There are high expectations with smart contracts, many of which are overblown. There are three major misconceptions that most organizations carry about smart contracts. They are mentioned as below –

1. Contracting external services

It is believed that smart contracts can change behaviour depending on external circumstances. In a service sector scenario like agricultural insurance, imagine a policy that pays out conditionally based on rainfall received. The smart contract will work based on the weather report which it will retrieve externally.

Since blockchain is a democratic system made of several nodes, all nodes have to have consensus between them for a transaction to pass through. There is no guarantee that each node will receive the same answer externally and hence may disagree. The solution lies in data being pushed manually into the entire system, instead of being automatically pulled in.

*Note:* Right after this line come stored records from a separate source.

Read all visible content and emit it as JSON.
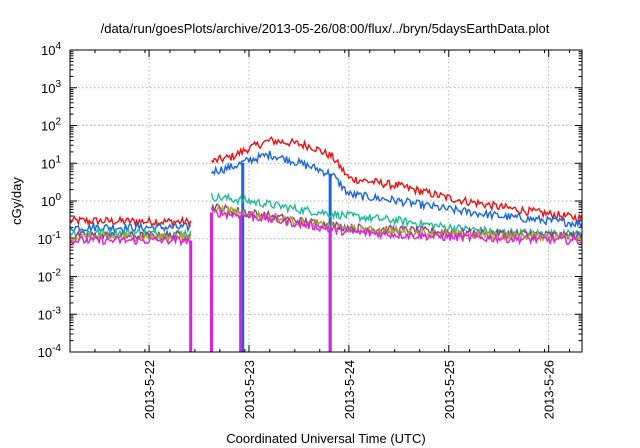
{
  "chart_data": {
    "type": "line",
    "title": "/data/run/goesPlots/archive/2013-05-26/08:00/flux/../bryn/5daysEarthData.plot",
    "xlabel": "Coordinated Universal Time (UTC)",
    "ylabel": "cGy/day",
    "y_scale": "log",
    "ylim": [
      0.0001,
      10000
    ],
    "xlim": [
      "2013-05-21T05:00",
      "2013-05-26T08:00"
    ],
    "x_ticks": [
      "2013-5-22",
      "2013-5-23",
      "2013-5-24",
      "2013-5-25",
      "2013-5-26"
    ],
    "y_ticks": [
      {
        "base": "10",
        "exp": "-4"
      },
      {
        "base": "10",
        "exp": "-3"
      },
      {
        "base": "10",
        "exp": "-2"
      },
      {
        "base": "10",
        "exp": "-1"
      },
      {
        "base": "10",
        "exp": "0"
      },
      {
        "base": "10",
        "exp": "1"
      },
      {
        "base": "10",
        "exp": "2"
      },
      {
        "base": "10",
        "exp": "3"
      },
      {
        "base": "10",
        "exp": "4"
      }
    ],
    "grid": true,
    "legend": "none",
    "series": [
      {
        "color": "#ee1111",
        "gap_from": "2013-05-22T10:00",
        "gap_to": "2013-05-22T15:00",
        "drop_at": [],
        "points": [
          [
            "2013-05-21T05:00",
            0.3
          ],
          [
            "2013-05-22T10:00",
            0.28
          ],
          [
            "2013-05-22T15:00",
            11
          ],
          [
            "2013-05-22T20:00",
            15
          ],
          [
            "2013-05-23T00:00",
            25
          ],
          [
            "2013-05-23T05:00",
            40
          ],
          [
            "2013-05-23T10:00",
            35
          ],
          [
            "2013-05-23T15:00",
            28
          ],
          [
            "2013-05-23T20:00",
            15
          ],
          [
            "2013-05-24T00:00",
            4
          ],
          [
            "2013-05-24T12:00",
            2.5
          ],
          [
            "2013-05-25T00:00",
            1.2
          ],
          [
            "2013-05-25T12:00",
            0.7
          ],
          [
            "2013-05-26T00:00",
            0.45
          ],
          [
            "2013-05-26T08:00",
            0.35
          ]
        ]
      },
      {
        "color": "#1a66dd",
        "gap_from": "2013-05-22T10:00",
        "gap_to": "2013-05-22T15:00",
        "drop_at": [
          "2013-05-22T22:30",
          "2013-05-23T19:30"
        ],
        "points": [
          [
            "2013-05-21T05:00",
            0.2
          ],
          [
            "2013-05-22T10:00",
            0.2
          ],
          [
            "2013-05-22T15:00",
            6
          ],
          [
            "2013-05-22T20:00",
            8
          ],
          [
            "2013-05-23T00:00",
            12
          ],
          [
            "2013-05-23T05:00",
            17
          ],
          [
            "2013-05-23T10:00",
            12
          ],
          [
            "2013-05-23T15:00",
            8
          ],
          [
            "2013-05-23T20:00",
            5
          ],
          [
            "2013-05-24T00:00",
            1.5
          ],
          [
            "2013-05-24T12:00",
            1.0
          ],
          [
            "2013-05-25T00:00",
            0.6
          ],
          [
            "2013-05-25T12:00",
            0.4
          ],
          [
            "2013-05-26T00:00",
            0.3
          ],
          [
            "2013-05-26T08:00",
            0.25
          ]
        ]
      },
      {
        "color": "#22bb99",
        "gap_from": "2013-05-22T10:00",
        "gap_to": "2013-05-22T15:00",
        "drop_at": [],
        "points": [
          [
            "2013-05-21T05:00",
            0.15
          ],
          [
            "2013-05-22T10:00",
            0.14
          ],
          [
            "2013-05-22T15:00",
            1.3
          ],
          [
            "2013-05-23T00:00",
            1.0
          ],
          [
            "2013-05-23T12:00",
            0.6
          ],
          [
            "2013-05-24T00:00",
            0.4
          ],
          [
            "2013-05-24T12:00",
            0.3
          ],
          [
            "2013-05-25T00:00",
            0.2
          ],
          [
            "2013-05-25T12:00",
            0.15
          ],
          [
            "2013-05-26T08:00",
            0.13
          ]
        ]
      },
      {
        "color": "#884488",
        "gap_from": "2013-05-22T10:00",
        "gap_to": "2013-05-22T15:00",
        "drop_at": [],
        "points": [
          [
            "2013-05-21T05:00",
            0.12
          ],
          [
            "2013-05-22T10:00",
            0.12
          ],
          [
            "2013-05-22T15:00",
            0.7
          ],
          [
            "2013-05-23T00:00",
            0.5
          ],
          [
            "2013-05-23T12:00",
            0.3
          ],
          [
            "2013-05-24T00:00",
            0.2
          ],
          [
            "2013-05-25T00:00",
            0.15
          ],
          [
            "2013-05-26T08:00",
            0.12
          ]
        ]
      },
      {
        "color": "#aaaa22",
        "gap_from": "2013-05-22T10:00",
        "gap_to": "2013-05-22T15:00",
        "drop_at": [],
        "points": [
          [
            "2013-05-21T05:00",
            0.11
          ],
          [
            "2013-05-22T10:00",
            0.11
          ],
          [
            "2013-05-22T15:00",
            0.65
          ],
          [
            "2013-05-23T00:00",
            0.45
          ],
          [
            "2013-05-23T12:00",
            0.28
          ],
          [
            "2013-05-24T00:00",
            0.18
          ],
          [
            "2013-05-25T00:00",
            0.13
          ],
          [
            "2013-05-26T08:00",
            0.11
          ]
        ]
      },
      {
        "color": "#dd22dd",
        "gap_from": "2013-05-22T10:00",
        "gap_to": "2013-05-22T15:00",
        "drop_at": [
          "2013-05-22T10:00",
          "2013-05-22T15:00",
          "2013-05-22T22:00",
          "2013-05-23T19:30"
        ],
        "points": [
          [
            "2013-05-21T05:00",
            0.09
          ],
          [
            "2013-05-22T10:00",
            0.09
          ],
          [
            "2013-05-22T15:00",
            0.5
          ],
          [
            "2013-05-23T00:00",
            0.4
          ],
          [
            "2013-05-23T12:00",
            0.25
          ],
          [
            "2013-05-24T00:00",
            0.15
          ],
          [
            "2013-05-25T00:00",
            0.11
          ],
          [
            "2013-05-26T08:00",
            0.09
          ]
        ]
      }
    ]
  }
}
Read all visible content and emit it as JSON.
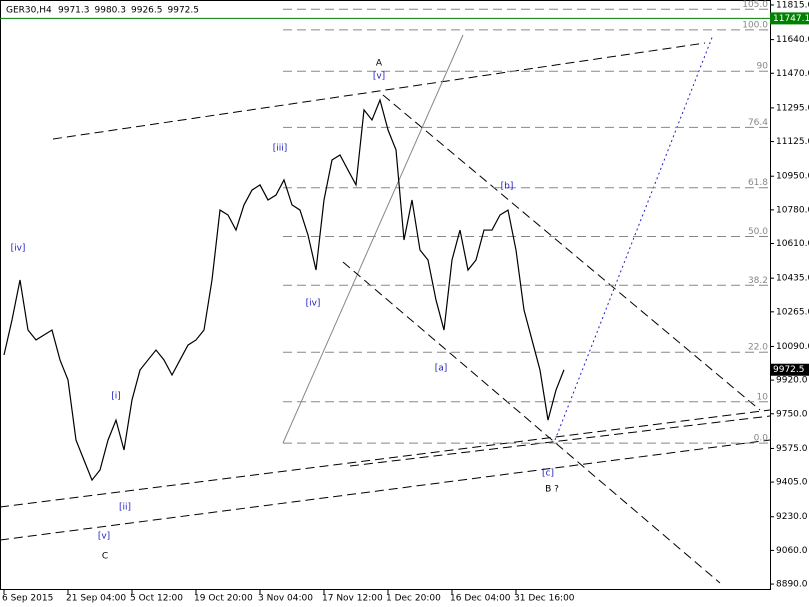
{
  "chart_data": {
    "type": "line",
    "title": "GER30,H4",
    "ohlc": [
      9971.3,
      9980.3,
      9926.5,
      9972.5
    ],
    "categories": [
      "6 Sep 2015",
      null,
      null,
      null,
      null,
      null,
      null,
      null,
      "21 Sep 04:00",
      null,
      null,
      null,
      null,
      null,
      null,
      null,
      "5 Oct 12:00",
      null,
      null,
      null,
      null,
      null,
      null,
      null,
      "19 Oct 20:00",
      null,
      null,
      null,
      null,
      null,
      null,
      null,
      "3 Nov 04:00",
      null,
      null,
      null,
      null,
      null,
      null,
      null,
      "17 Nov 12:00",
      null,
      null,
      null,
      null,
      null,
      null,
      null,
      "1 Dec 20:00",
      null,
      null,
      null,
      null,
      null,
      null,
      null,
      "16 Dec 04:00",
      null,
      null,
      null,
      null,
      null,
      null,
      null,
      "31 Dec 16:00",
      null,
      null,
      null,
      null,
      null,
      null
    ],
    "series": [
      {
        "name": "GER30",
        "color": "#000000",
        "values": [
          10047,
          10224,
          10426,
          10173,
          10123,
          10148,
          10173,
          10022,
          9921,
          9617,
          9516,
          9415,
          9466,
          9617,
          9718,
          9567,
          9820,
          9971,
          10022,
          10072,
          10022,
          9946,
          10022,
          10097,
          10123,
          10173,
          10426,
          10779,
          10754,
          10678,
          10805,
          10880,
          10906,
          10830,
          10855,
          10931,
          10805,
          10779,
          10653,
          10476,
          10830,
          11032,
          11057,
          10981,
          10906,
          11285,
          11234,
          11335,
          11184,
          11083,
          10628,
          10830,
          10577,
          10527,
          10325,
          10173,
          10527,
          10678,
          10476,
          10527,
          10678,
          10678,
          10754,
          10779,
          10577,
          10274,
          10123,
          9971,
          9718,
          9870,
          9972.5
        ]
      }
    ],
    "ylim": [
      8860,
      11840
    ],
    "yticks": [
      {
        "value": 11815,
        "label": "11815.0"
      },
      {
        "value": 11640,
        "label": "11640.0"
      },
      {
        "value": 11470,
        "label": "11470.0"
      },
      {
        "value": 11295,
        "label": "11295.0"
      },
      {
        "value": 11125,
        "label": "11125.0"
      },
      {
        "value": 10950,
        "label": "10950.0"
      },
      {
        "value": 10780,
        "label": "10780.0"
      },
      {
        "value": 10610,
        "label": "10610.0"
      },
      {
        "value": 10435,
        "label": "10435.0"
      },
      {
        "value": 10265,
        "label": "10265.0"
      },
      {
        "value": 10090,
        "label": "10090.0"
      },
      {
        "value": 9920,
        "label": "9920.0"
      },
      {
        "value": 9750,
        "label": "9750.0"
      },
      {
        "value": 9575,
        "label": "9575.0"
      },
      {
        "value": 9405,
        "label": "9405.0"
      },
      {
        "value": 9230,
        "label": "9230.0"
      },
      {
        "value": 9060,
        "label": "9060.0"
      },
      {
        "value": 8890,
        "label": "8890.0"
      }
    ],
    "hline": {
      "value": 11747.1,
      "color": "#008000"
    },
    "fibo": {
      "price_0": 9602,
      "price_100": 11689,
      "color": "#888888",
      "levels": [
        {
          "value": 105,
          "label": "105.0"
        },
        {
          "value": 100,
          "label": "100.0"
        },
        90,
        76.4,
        61.8,
        {
          "value": 50,
          "label": "50.0"
        },
        38.2,
        {
          "value": 22,
          "label": "22.0"
        },
        10,
        {
          "value": 0,
          "label": "0.0"
        }
      ]
    },
    "annotations": [
      "[iv]",
      "[i]",
      "[ii]",
      "[v]",
      "C",
      "[iii]",
      "[iv]",
      "A",
      "[v]",
      "[a]",
      "[b]",
      "[c]",
      "B ?"
    ]
  }
}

2. Enforcing on-chain payments

Issuing automated payments for financial bonds is another use case known as ‘smart bonds’. The problem is that the funds used for bond issuance in smart contracts cannot be used for any thing else by the issuer (like a bank) because they are controlled by blockchain. This will effectively restrict the flow of funds for the issuer.

3. Hiding confidential data

A major challenge in deploying smart contract is in the very transparency it provides. If multiple banks set up a blockchain together, any transaction between two parties will be visible to all the others. Due to lack of privacy, there is an inherent risk of confidential data of one party being accessible to all. Even the hidden data can be accessed with the skills of a decent programmer adept in blockchain.

Smart contracts have their own constraints to deal with, in spite of the overhype surrounding them. They are undoubtedly useful. However they cannot escape their limitations and any organisation needs to assess the use of it before implementing it.